In a landmark 1997 paper that he wrote with colleagues in the journal
Science, and in a subsequent study in The
American Journal of Sociology, Dr. Earls reported that most major crimes
were linked not to "broken windows" but to two
other neighborhood variables: concentrated poverty and what he calls, with
an unfortunate instinct for the dry and
off-putting language of social science, collective efficacy.

"If you got a crew to clean up the mess," Dr. Earls said, "it would last for
two weeks and go back to where it was.
The point of intervention is not to clean up the neighborhood, but to work
on its collective efficacy. If you organized a community meeting in a local
church or school, it's a chance for people to meet and solve problems.

"If one of the ideas that comes out of the meeting is for them to clean up
the graffiti in the neighborhood, the benefit will be much longer lasting,
and will probably impact the development of kids in that area. But it would
be based on this community action - not on a work crew coming in from the
outside."

Boston's experience in the 1990's, he believes, demonstrates his point.
"Right now there are about 35 homicides per year in Boston, down from 151 in
1991," he said. "It plummeted between 1996 and 1998. Many people attributed
it to the Ten-Point Coalition, a group of black ministers who took to the
streets to engage kids and work with other adults to develop after-school
programs.

"At the same time, they were also asking the kids to help them target the
ringleaders who were going down to Maryland
to buy weapons. And they were coordinating their activities with policemen.
So through these ministers, there was an
activation of large groups of adults and kids."

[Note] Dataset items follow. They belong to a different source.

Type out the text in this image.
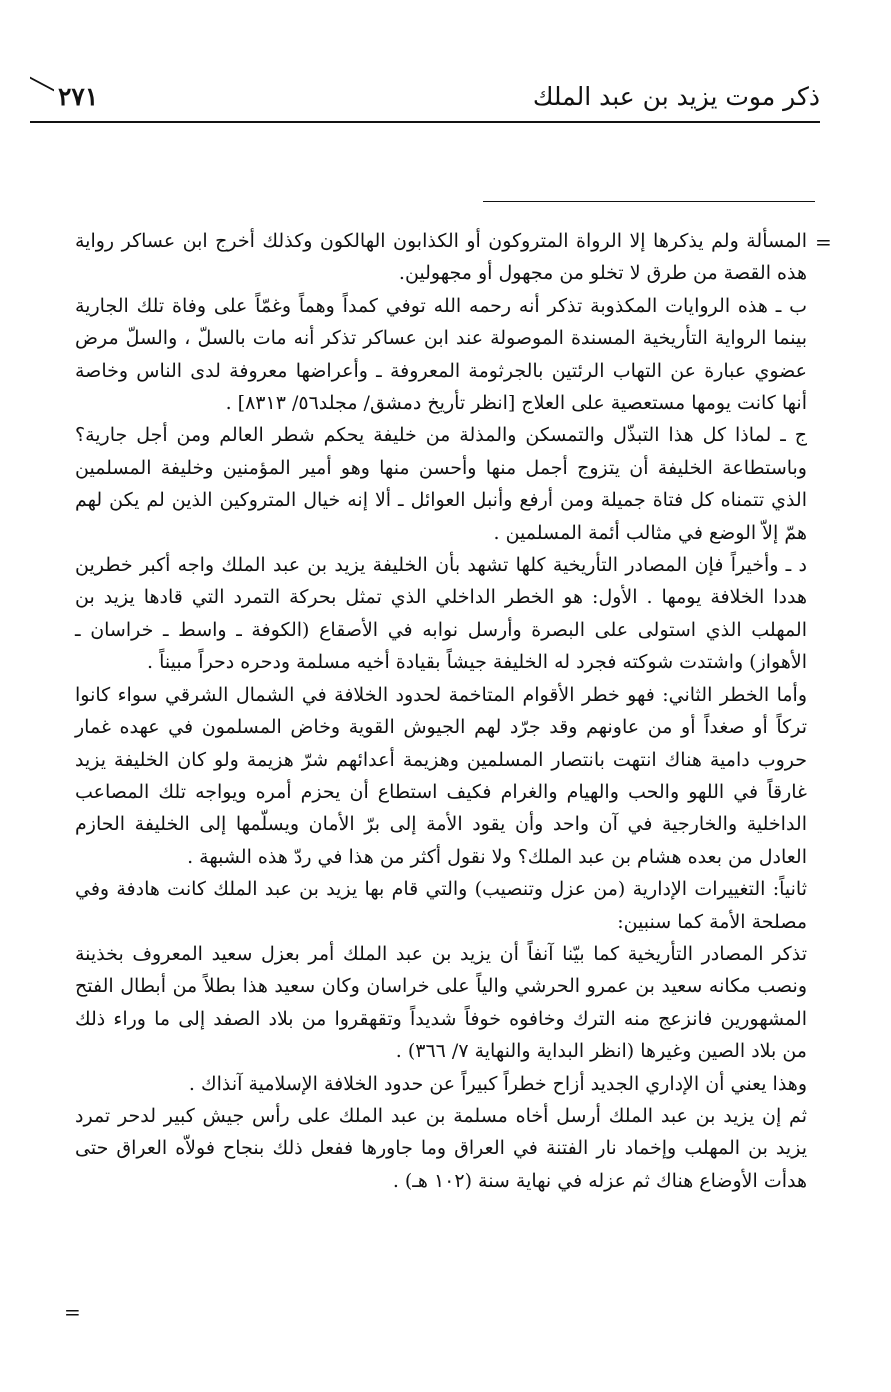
ذكر موت يزيد بن عبد الملك
٢٧١
=

المسألة ولم يذكرها إلا الرواة المتروكون أو الكذابون الهالكون وكذلك أخرج ابن عساكر رواية هذه القصة من طرق لا تخلو من مجهول أو مجهولين.

ب ـ هذه الروايات المكذوبة تذكر أنه رحمه الله توفي كمداً وهماً وغمّاً على وفاة تلك الجارية بينما الرواية التأريخية المسندة الموصولة عند ابن عساكر تذكر أنه مات بالسلّ ، والسلّ مرض عضوي عبارة عن التهاب الرئتين بالجرثومة المعروفة ـ وأعراضها معروفة لدى الناس وخاصة أنها كانت يومها مستعصية على العلاج [انظر تأريخ دمشق/ مجلد٥٦/ ٨٣١٣] .

ج ـ لماذا كل هذا التبذّل والتمسكن والمذلة من خليفة يحكم شطر العالم ومن أجل جارية؟ وباستطاعة الخليفة أن يتزوج أجمل منها وأحسن منها وهو أمير المؤمنين وخليفة المسلمين الذي تتمناه كل فتاة جميلة ومن أرفع وأنبل العوائل ـ ألا إنه خيال المتروكين الذين لم يكن لهم همّ إلاّ الوضع في مثالب أئمة المسلمين .

د ـ وأخيراً فإن المصادر التأريخية كلها تشهد بأن الخليفة يزيد بن عبد الملك واجه أكبر خطرين هددا الخلافة يومها . الأول: هو الخطر الداخلي الذي تمثل بحركة التمرد التي قادها يزيد بن المهلب الذي استولى على البصرة وأرسل نوابه في الأصقاع (الكوفة ـ واسط ـ خراسان ـ الأهواز) واشتدت شوكته فجرد له الخليفة جيشاً بقيادة أخيه مسلمة ودحره دحراً مبيناً .

وأما الخطر الثاني: فهو خطر الأقوام المتاخمة لحدود الخلافة في الشمال الشرقي سواء كانوا تركاً أو صغداً أو من عاونهم وقد جرّد لهم الجيوش القوية وخاض المسلمون في عهده غمار حروب دامية هناك انتهت بانتصار المسلمين وهزيمة أعدائهم شرّ هزيمة ولو كان الخليفة يزيد غارقاً في اللهو والحب والهيام والغرام فكيف استطاع أن يحزم أمره ويواجه تلك المصاعب الداخلية والخارجية في آن واحد وأن يقود الأمة إلى برّ الأمان ويسلّمها إلى الخليفة الحازم العادل من بعده هشام بن عبد الملك؟ ولا نقول أكثر من هذا في ردّ هذه الشبهة .

ثانياً: التغييرات الإدارية (من عزل وتنصيب) والتي قام بها يزيد بن عبد الملك كانت هادفة وفي مصلحة الأمة كما سنبين:

تذكر المصادر التأريخية كما بيّنا آنفاً أن يزيد بن عبد الملك أمر بعزل سعيد المعروف بخذينة ونصب مكانه سعيد بن عمرو الحرشي والياً على خراسان وكان سعيد هذا بطلاً من أبطال الفتح المشهورين فانزعج منه الترك وخافوه خوفاً شديداً وتقهقروا من بلاد الصفد إلى ما وراء ذلك من بلاد الصين وغيرها (انظر البداية والنهاية ٧/ ٣٦٦) .

وهذا يعني أن الإداري الجديد أزاح خطراً كبيراً عن حدود الخلافة الإسلامية آنذاك .

ثم إن يزيد بن عبد الملك أرسل أخاه مسلمة بن عبد الملك على رأس جيش كبير لدحر تمرد يزيد بن المهلب وإخماد نار الفتنة في العراق وما جاورها ففعل ذلك بنجاح فولاّه العراق حتى هدأت الأوضاع هناك ثم عزله في نهاية سنة (١٠٢ هـ) .

=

Driving back from the community garden in the South End of Boston, Dr. Earls
emphasized that the analysis of the
findings of the Chicago study had only begun. The entire neighborhood study
was repeated between 2000 and 2002, and
a second study tracking the behavioral and medical development of some 7,000
children in those same neighborhoods from birth to age 25, was finished in
December 2001.

Dr. Robert J. Sampson of Harvard, Dr. Steven Raudenbush of the University of
Michigan, Dr. Jeanne Brooks-Gunn of
Columbia and Dr. Earls are now working together on papers that they expect
to see published this year.

"If we are to show that where you grow up is more important than your
temperament or your I.Q. or your family, or even
equally important, that is a major contribution to science," Dr. Earls said.
"We're saying that community is important at a moment in science when many
of the most dramatic findings are in genetics. If genetics plays a role,
it's got to be a minor role, because the community effects are very robust."

As important as the study's findings, Dr. Earls said, are the measurement
tools developed to uncover them. "Newton's
discovery of gravity was important because he was able to measure it and
quantify it," he says. "What we are
discovering around collective efficacy was not terribly obvious before we
started to measure it with some precision."

As for policy implications, Dr. Earls said that rather than focusing on
arresting squeegee men and graffiti scrawlers,
local governments should support the development of cooperative efforts in
low-income neighborhoods by encouraging neighbors to meet and work together.
Indeed, cities that sow community gardens, he said, may reap a harvest of
not only kale and tomatoes, but safer neighborhoods and healthier children.